You can learn about the expected behavior of the scripts by looking at the tests, located in the tests folder. They include simple examples that illustrate how the classes work.

When initialized, it receives as inputs the size of the vocabulary and the number of dimensions each vector representation should have. These are used to initialize the embeddings.

The forward method of the model receives three tensors with indices:

1. Input indices: indices of the words that are fed into the model.
2. Output indices: indices of the context words we want to compute a score for.
3. Noise indices: indices of the words used for negative sampling (explained above).

Give a batch size N, the input and output indices should be 1D tensors of size N, while the noise indices are given as a 2D tensor of size (N x k), where k is the number of negative samples used for each input-output pair.

The authors recommend k to be between as low as 2 for large datasets, and as large as 20 for smaller ones.

The forward method returns the score of the input-output pair, considering the negative samples. The higher the score is, the more likely it is that the output word can be found near the input word in the data. The formula for the score function can be found at the bottom of p. 3 of the paper.

The Dataset (see load_data.py) samples k negative samples for each pair of center and context words. The number is set when initializing the Dataset. If it is not explicitly set, the default value is 15. In the paper they recommend values between 5 and 20 for small datasets. For larger ones, 2 neg. samples may suffice.

Words are sampled using the unigram distribution, as this is the best performing distribution according to the authors. This is basically a weighted uniform distribution, where the frequencies of the words are the weights.

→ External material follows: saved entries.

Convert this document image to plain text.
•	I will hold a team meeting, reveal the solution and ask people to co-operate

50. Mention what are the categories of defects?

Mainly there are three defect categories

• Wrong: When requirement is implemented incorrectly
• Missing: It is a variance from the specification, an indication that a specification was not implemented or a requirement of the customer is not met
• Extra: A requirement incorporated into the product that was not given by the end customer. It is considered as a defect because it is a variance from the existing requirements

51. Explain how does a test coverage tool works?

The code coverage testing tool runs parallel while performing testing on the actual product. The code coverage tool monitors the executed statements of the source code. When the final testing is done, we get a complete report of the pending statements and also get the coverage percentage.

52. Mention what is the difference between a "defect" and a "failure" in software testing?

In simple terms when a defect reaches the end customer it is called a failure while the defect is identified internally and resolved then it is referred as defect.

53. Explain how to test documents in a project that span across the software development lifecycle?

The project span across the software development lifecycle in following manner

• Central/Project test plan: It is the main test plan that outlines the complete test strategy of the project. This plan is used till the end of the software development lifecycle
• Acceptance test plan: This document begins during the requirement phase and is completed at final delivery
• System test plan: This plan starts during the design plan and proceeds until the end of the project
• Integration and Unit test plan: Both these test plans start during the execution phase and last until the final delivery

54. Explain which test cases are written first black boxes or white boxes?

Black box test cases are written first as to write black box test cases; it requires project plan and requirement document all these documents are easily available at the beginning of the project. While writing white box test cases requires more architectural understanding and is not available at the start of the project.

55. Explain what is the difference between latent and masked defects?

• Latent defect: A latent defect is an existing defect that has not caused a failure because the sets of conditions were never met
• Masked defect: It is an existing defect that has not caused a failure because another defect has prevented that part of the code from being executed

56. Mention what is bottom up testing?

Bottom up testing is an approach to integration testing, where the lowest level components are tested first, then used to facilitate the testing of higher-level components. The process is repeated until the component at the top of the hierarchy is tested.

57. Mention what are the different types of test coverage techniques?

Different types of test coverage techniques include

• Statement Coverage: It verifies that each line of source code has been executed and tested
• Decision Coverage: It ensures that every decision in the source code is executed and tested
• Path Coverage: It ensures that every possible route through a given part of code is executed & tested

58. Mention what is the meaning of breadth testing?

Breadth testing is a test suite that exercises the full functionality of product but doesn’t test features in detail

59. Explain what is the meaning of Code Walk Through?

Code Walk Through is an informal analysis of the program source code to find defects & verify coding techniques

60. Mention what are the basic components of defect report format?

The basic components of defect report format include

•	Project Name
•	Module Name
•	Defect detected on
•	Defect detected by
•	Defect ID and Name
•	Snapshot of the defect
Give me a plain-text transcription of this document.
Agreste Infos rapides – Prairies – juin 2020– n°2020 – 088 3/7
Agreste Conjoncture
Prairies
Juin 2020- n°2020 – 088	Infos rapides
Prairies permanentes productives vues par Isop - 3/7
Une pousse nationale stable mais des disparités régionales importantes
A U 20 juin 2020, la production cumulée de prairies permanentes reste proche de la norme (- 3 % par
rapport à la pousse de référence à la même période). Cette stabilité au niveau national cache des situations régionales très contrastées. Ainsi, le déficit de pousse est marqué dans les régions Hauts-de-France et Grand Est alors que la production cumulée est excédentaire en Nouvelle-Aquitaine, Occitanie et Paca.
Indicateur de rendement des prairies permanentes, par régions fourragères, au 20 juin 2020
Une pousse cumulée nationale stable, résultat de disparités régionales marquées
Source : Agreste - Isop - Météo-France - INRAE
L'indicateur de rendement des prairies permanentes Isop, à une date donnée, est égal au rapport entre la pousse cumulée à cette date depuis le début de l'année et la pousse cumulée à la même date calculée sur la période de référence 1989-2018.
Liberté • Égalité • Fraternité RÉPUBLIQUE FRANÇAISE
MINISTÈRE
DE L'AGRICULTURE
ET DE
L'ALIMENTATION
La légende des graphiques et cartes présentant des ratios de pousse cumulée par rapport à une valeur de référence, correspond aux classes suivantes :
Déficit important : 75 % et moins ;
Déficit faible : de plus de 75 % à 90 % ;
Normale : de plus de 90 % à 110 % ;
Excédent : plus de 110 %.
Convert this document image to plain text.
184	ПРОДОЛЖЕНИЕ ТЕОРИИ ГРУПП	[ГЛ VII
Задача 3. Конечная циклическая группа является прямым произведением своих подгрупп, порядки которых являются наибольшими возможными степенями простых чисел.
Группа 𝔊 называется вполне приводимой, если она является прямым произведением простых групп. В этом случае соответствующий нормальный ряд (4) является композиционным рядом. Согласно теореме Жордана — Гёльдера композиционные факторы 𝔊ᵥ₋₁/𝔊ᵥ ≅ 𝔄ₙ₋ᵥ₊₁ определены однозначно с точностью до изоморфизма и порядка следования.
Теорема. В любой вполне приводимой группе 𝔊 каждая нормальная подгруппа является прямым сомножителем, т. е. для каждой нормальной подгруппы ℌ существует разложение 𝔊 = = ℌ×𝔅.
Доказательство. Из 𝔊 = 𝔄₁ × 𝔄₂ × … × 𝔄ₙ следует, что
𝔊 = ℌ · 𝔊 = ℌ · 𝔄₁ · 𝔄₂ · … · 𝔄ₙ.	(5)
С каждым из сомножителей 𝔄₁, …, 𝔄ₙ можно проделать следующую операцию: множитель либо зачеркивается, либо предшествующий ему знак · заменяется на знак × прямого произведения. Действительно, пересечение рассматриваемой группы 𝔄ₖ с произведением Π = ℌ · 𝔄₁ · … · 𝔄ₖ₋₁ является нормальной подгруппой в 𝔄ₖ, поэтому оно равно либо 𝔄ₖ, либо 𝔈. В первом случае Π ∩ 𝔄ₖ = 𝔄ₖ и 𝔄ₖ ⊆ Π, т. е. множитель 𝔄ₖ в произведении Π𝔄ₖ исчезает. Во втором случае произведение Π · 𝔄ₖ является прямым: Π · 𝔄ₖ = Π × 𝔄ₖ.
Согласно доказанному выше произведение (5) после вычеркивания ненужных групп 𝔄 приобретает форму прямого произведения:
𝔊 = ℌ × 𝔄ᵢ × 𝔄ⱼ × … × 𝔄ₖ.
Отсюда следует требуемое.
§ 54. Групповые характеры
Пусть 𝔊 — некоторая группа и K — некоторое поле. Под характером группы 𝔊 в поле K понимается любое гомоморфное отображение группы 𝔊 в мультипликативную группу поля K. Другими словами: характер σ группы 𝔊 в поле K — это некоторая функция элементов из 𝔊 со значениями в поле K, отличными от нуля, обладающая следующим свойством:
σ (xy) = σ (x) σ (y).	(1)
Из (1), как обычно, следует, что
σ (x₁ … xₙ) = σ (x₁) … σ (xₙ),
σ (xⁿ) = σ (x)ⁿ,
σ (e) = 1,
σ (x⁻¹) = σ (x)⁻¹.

The authors state that the unigram distribution raised to three quarters perform best. This means that the counts of the words are raised to 0.75 when computing the frequencies. This increases the frequencies of words that appear less in the corpus. Given a dictionary with the words as keys and their counts as values, you can compute frequencies raised to any power with the script compute_frequencies.py.

Two data files are required. One containing the terms of the vocabulary, with a term per line, and another containing the text data, with a sentence per line. Only words present in the vocabulary can appear in the text data.

Usually, you will want the data to be already tokenized and lemmatized. This can be achieved by running the script process_data.py (TODO).

After running the train_model.py script, the state of the model will be stored in the embeddings folder, under the timestamp when the training started. The avg. score of each epoch, as well as from every 100 batches is logged in the file named with the same timestamp used to name the folder where the model is stored.

You can retrieve the embeddings with the script get_embeddings.py. The embeddings will be stored as a dictionary, with the words as keys and their vector representations as values.

1. Install the EGG file by running the command python setup.py install.
2. Move to the distfolder and run the command pip install skipgram-0.0.1-py3.7.egg to install the module.
   • You may need to change the Python version in the name of the EGG file.
3. You can then access the module from other projects by importing it (import skipgram).